Wie bei den modernen Erweiterungen des Frankfurter Flughafens (Startbahn West, Landebahn Nordwest) fielen schon in den Dreißiger Jahren viele Hektar Wald den notwendigen Baumaßnahmen zum Opfer. Die Chronik der Stadt Neu-Isenburg berichtet darüber, und über die allgemeinen Entwicklungen von damals bis heute auf ihrer Website:

„Seit 1934 wurden bei den notwendigen Waldrodungen arbeitslose Neu-Isenburger Bürger für 2,50 Mark täglich eingesetzt. 1936 war die Luftschiffhalle fertig. (Kostenpunkt: 14,4 Millionen Reichsmark).  Nach dem Ende des Zweiten Weltkrieges dienten die Häuser der Siedlung rund zehn Jahre den Amerikanern als Unterkunft, bis für sie ein eigenes Wohnviertel in unmittelbarer Nähe des Flughafens im Südteil fertig gestellt war (die so genannte Airbase, heute zum großen Teil Cargo City Süd).“

Zeppelinheim ist mir im Laufe der Jahre auch noch auf ganz andere Art und Weise begegnet. Zum ersten Mal drang mir der Name der Luftschiffersiedlung ins Bewußtsein, als am 22. März 1952 die Paasagiermaschine „Königin Juliane” der niederländischen Fluglinie KML nur wenige hundert Meter entfernt von den Wohnhäusern in den Wald an der nahen Bundesstraße 44 stürzte. Der Unfall forderte 45 Todesopfer.

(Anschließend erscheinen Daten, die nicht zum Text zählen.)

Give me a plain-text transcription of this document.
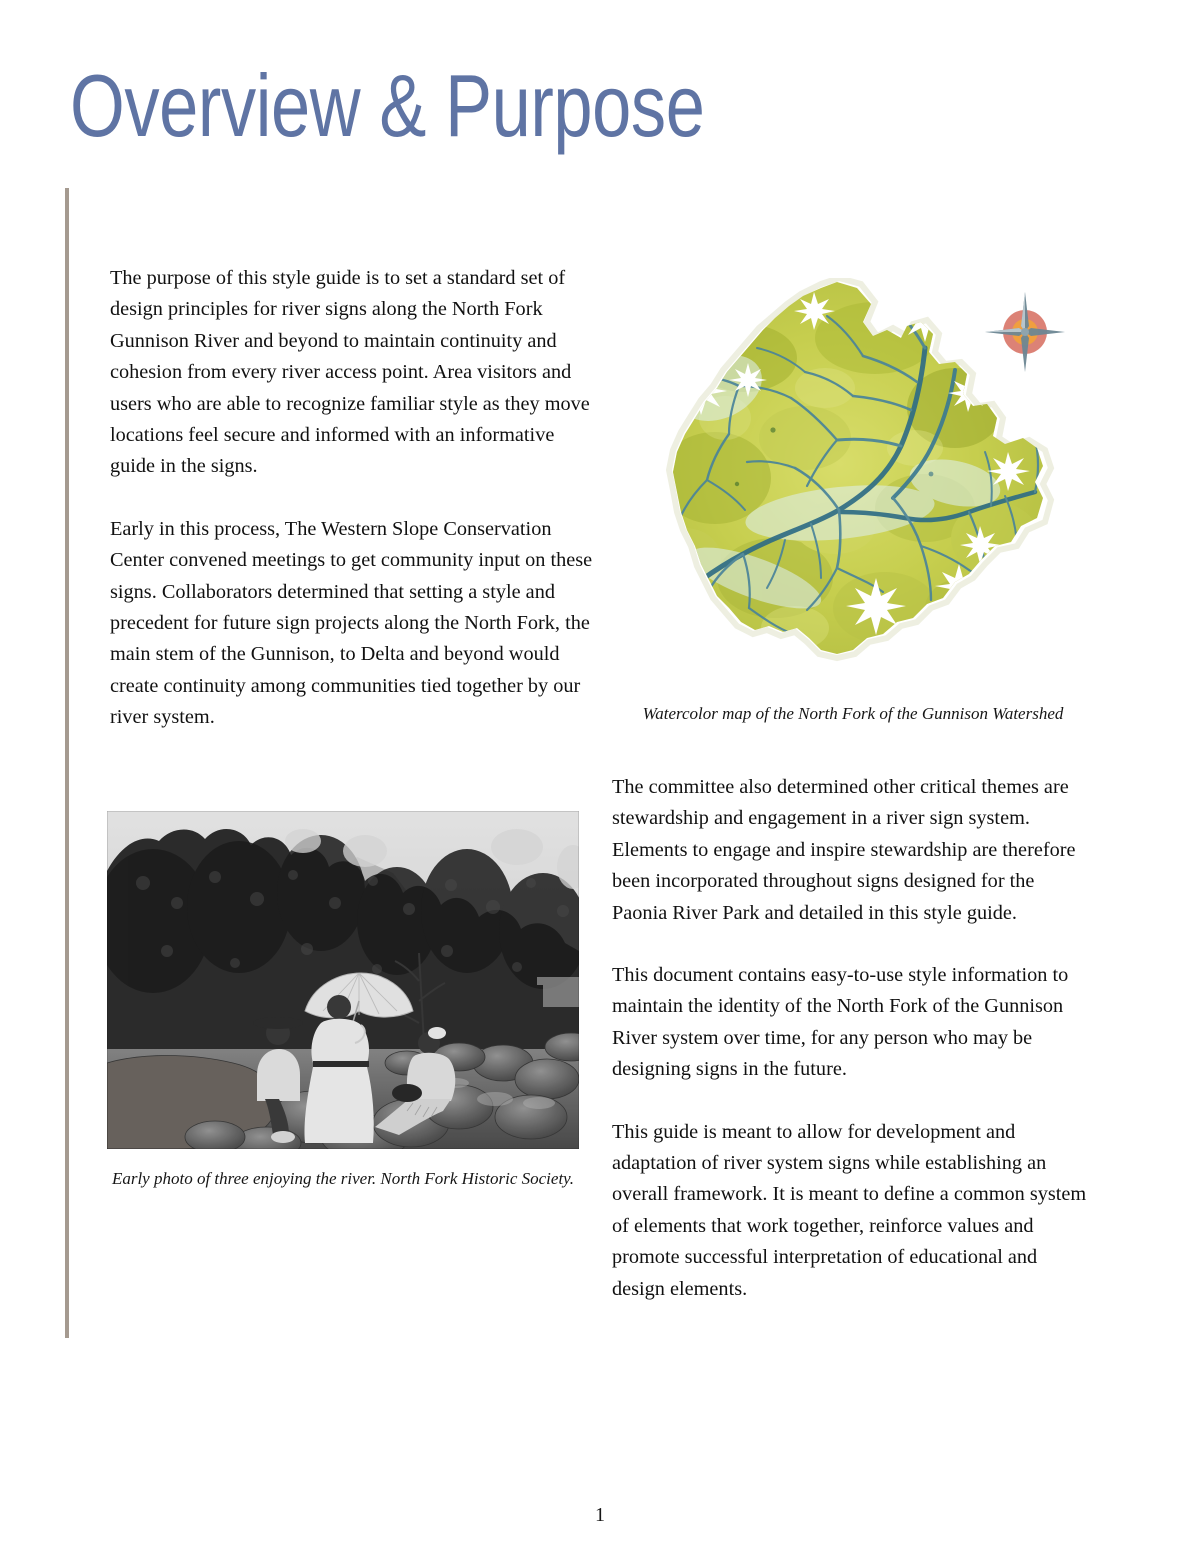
Overview & Purpose

The purpose of this style guide is to set a standard set of design principles for river signs along the North Fork Gunnison River and beyond to maintain continuity and cohesion from every river access point. Area visitors and users who are able to recognize familiar style as they move locations feel secure and informed with an informative guide in the signs.

Early in this process, The Western Slope Conservation Center convened meetings to get community input on these signs. Collaborators determined that setting a style and precedent for future sign projects along the North Fork, the main stem of the Gunnison, to Delta and beyond would create continuity among communities tied together by our river system.	Watercolor map of the North Fork of the Gunnison Watershed
Early photo of three enjoying the river. North Fork Historic Society.

The committee also determined other critical themes are stewardship and engagement in a river sign system. Elements to engage and inspire stewardship are therefore been incorporated throughout signs designed for the Paonia River Park and detailed in this style guide.

This document contains easy-to-use style information to maintain the identity of the North Fork of the Gunnison River system over time, for any person who may be designing signs in the future.

This guide is meant to allow for development and adaptation of river system signs while establishing an overall framework. It is meant to define a common system of elements that work together, reinforce values and promote successful interpretation of educational and design elements.

1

Zeppelinheim, heute ein Ortsteil von Neu-Isenburg. (Foto: Oliver Stör)

Die Einwohner Zeppelinheims kamen mit dem Schrecken davon. Später dann, als ich meinen Wohnort von Frankfurt nach Walldorf verlegt hatte, fuhr ich fast täglich mit dem Auto an der winzigen Gemeinde vorbei oder passierte sie  per Bahn auf der Riedstrecke zwischen Mannheim und Frankfurt. Dort ist ein Bahnhof eingerichtet, an dem heute die S-Bahnlinie 7 Station macht. Dann geriet Zeppelinheim im Zuge der Gebietsreform von 1975 in die Medien, als sich sowohl die Stadt Frankfurt als auch das nahe gelegene Mörfelden um  Eingliederung bemühten. 

Privilegien

Das Rennen machte dann allerdings das östlich gelegene Neu-Isenburg, weil sich die Zeppelinheimer Einwohner, von denen die meisten nichts mehr mit der Luftschifferei zu tun haben, in dieser Stadt wohl am „besten aufgehoben“ fühlten und ihnen auch einige „Privilegien“ eingeräumt wurden. Die Kinder wurden demnach mit einem Bus auf die weiterführenden Schulen nach Neu-Isenburg (und zurück) transportiert, die Gemeinde- und Grundsteuern erschienen günstig, und der kleine Ort durfte eine Verwaltungsstelle behalten.